When a computer application provides data to a device for printing and/or display, an intermediate description of the page is often given to device driver software in a page description language (PDL), which provides descriptions of graphic objects to be rendered onto the page or display. This contrasts with some arrangements where raster image data is generated directly by the application and transmitted for printing or display. Examples of page description languages include Canon's LIPS™ and HP's PCL™.
Equivalently, the application may provide a set of descriptions of graphic objects in function calls to a graphics device interface layer, such as the Microsoft™ Windows GDI. The printer driver for the associated target printer is the software that receives the graphic object descriptions from the GDI layer. For each object, the printer driver is responsible for generating a description of the object in the page description language that is understood by the rendering system of the target printer.
The printer's rendering system contains a PDL interpreter that parses the graphic object descriptions and builds a display list of graphics object data. The rendering system also contains a raster image processor (RIP) that processes the display list and renders the data to pixel values comprising e.g. C, M, Y and K channels. Once in this format, the printer prints the page.
Most RIPs utilize a large volume of memory, known to the art as a framestore or a page buffer, to hold a pixel-based image data representation of the page or screen for subsequent printing and/or display. Typically, the outlines of the graphic objects are calculated, filled with color values and written to the framestore. For two-dimensional graphics, objects that appear in front of other objects are simply written into the framestore after the background objects, thereby replacing the background objects on a pixel by pixel basis. This is commonly known to the art as “Painter's algorithm”. Objects are considered in priority order from the rearmost object to the foremost object. Typically each object is rasterised in scanline order and pixels are written to the framestore in sequential runs along each scanline. Some RIPs allow objects to be composited with other objects.
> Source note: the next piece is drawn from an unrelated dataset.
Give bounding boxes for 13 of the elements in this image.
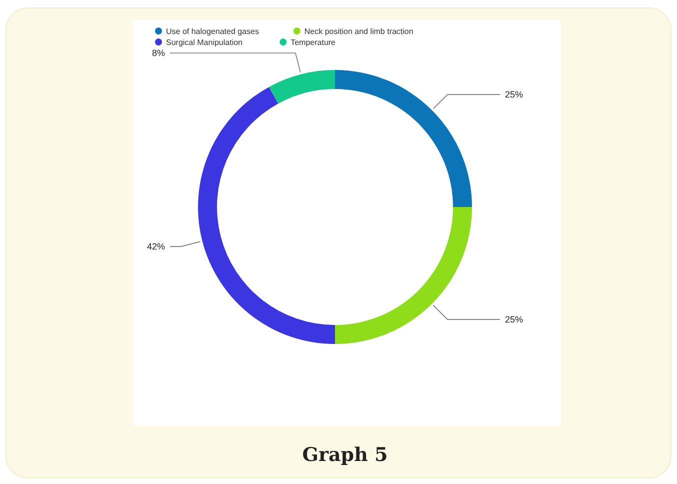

For example a logical or arithmetic operation can be specified and performed between one or more graphics objects and the pixels already rendered in the framestore. In these cases, the rendering principle remains the same: objects (or groups of objects) are rasterised in scanline order, and the result of the specified operation is calculated and written to the framestore in sequential runs along each scanline.
There are a number of problems with the Painter's algorithm rendering method. One of the problems is that many pixels which are written to the framestore by rendering an object are over-written when rendering later objects. There is a clear disadvantage in using resources to write pixel data into a framestore that will at a later stage be over-written.
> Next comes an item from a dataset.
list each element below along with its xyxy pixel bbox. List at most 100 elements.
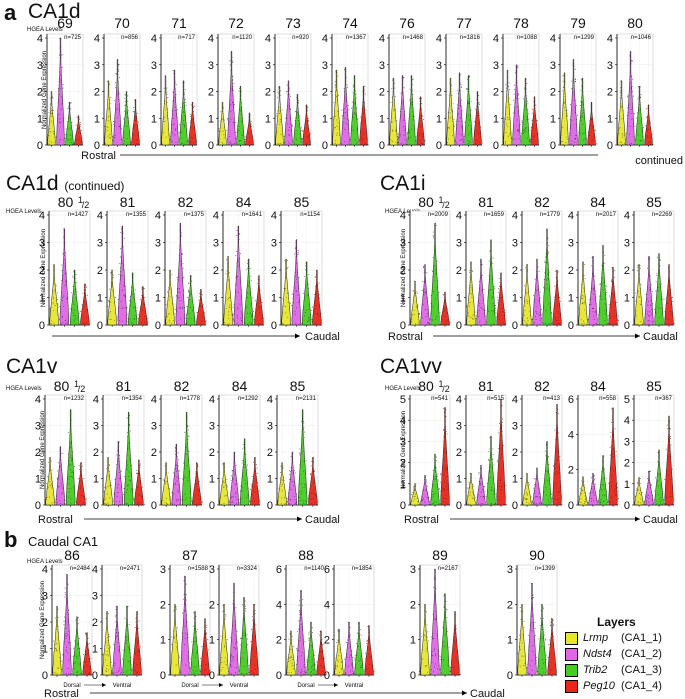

Another problem is that when an object requires compositing, pixels beneath the object are typically read from the framestore and combined in some way with the pixels of the object. If the pixels in the framestore are stored in a lower bit-depth than the object requiring compositing, then most compositing operations generate an incorrect result. This is the case when the graphics object is, for example, an 8 bit per channel RGBA bitmap and the framestore holds one bit per channel half-toned pixel data. This can occur because pixel values are often stored in a framestore at the bit depth required for printing. Although it is possible to store pixels at the full 8 bits per channel, an 8 bit per channel RGBA framestore at 600 dpi resolution requires over 100 MB of memory for an A4 page. Also, once the page is rendered to the 8 bit per channel framestore, it must still be converted to the lower bit depth for printing, which is inefficient.
Other RIPs utilize a pixel-sequential rendering method to remove the need for a framestore, and to overcome the over-painting problem. In these systems, each pixel is generated in raster order. All objects to be drawn are retained in a display list. On each scan line, the edges of objects which intersect the scanline are held in increasing order of intersection with the scan line. These points of intersection, or edge crossings, are considered in turn, and activate or deactivate objects in the display list. Between each pair of edges considered, the color data for each pixel which lies between the first edge and the second edge is generated based on which objects are not obscured by opaque objects for that span of pixels (pixel-run). In preparation for the next scanline, the coordinate of intersection of each edge is updated in accordance with the nature of each edge, and the edges are sorted into increasing order of intersection with that scanline. Any new edges are also merged into the list of edges, which is called the active edge list. In the present description, render methods that only render objects in a pixel run that are not obscured by opaque objects are referred to as “pixel sequential render methods”.
Graphics systems which use such pixel sequential rendering have significant advantages in that there is no framestore or line store and no unnecessary over-painting. Objects requiring compositing are processed on a per-pixel basis using each object's original color data.
Pixel sequential rendering suffers when there are large numbers of edges that must be tracked and maintained in sorted order by ascending x, for each scanline. As each edge is updated in a scanline, the edge is re-inserted into the active edge list, usually by an insertion sort. For complex pages, which may consist of hundreds of thousands of edges, the time required to maintain the sorted list of edges for each scanline becomes a large portion of the total time to render a complex page.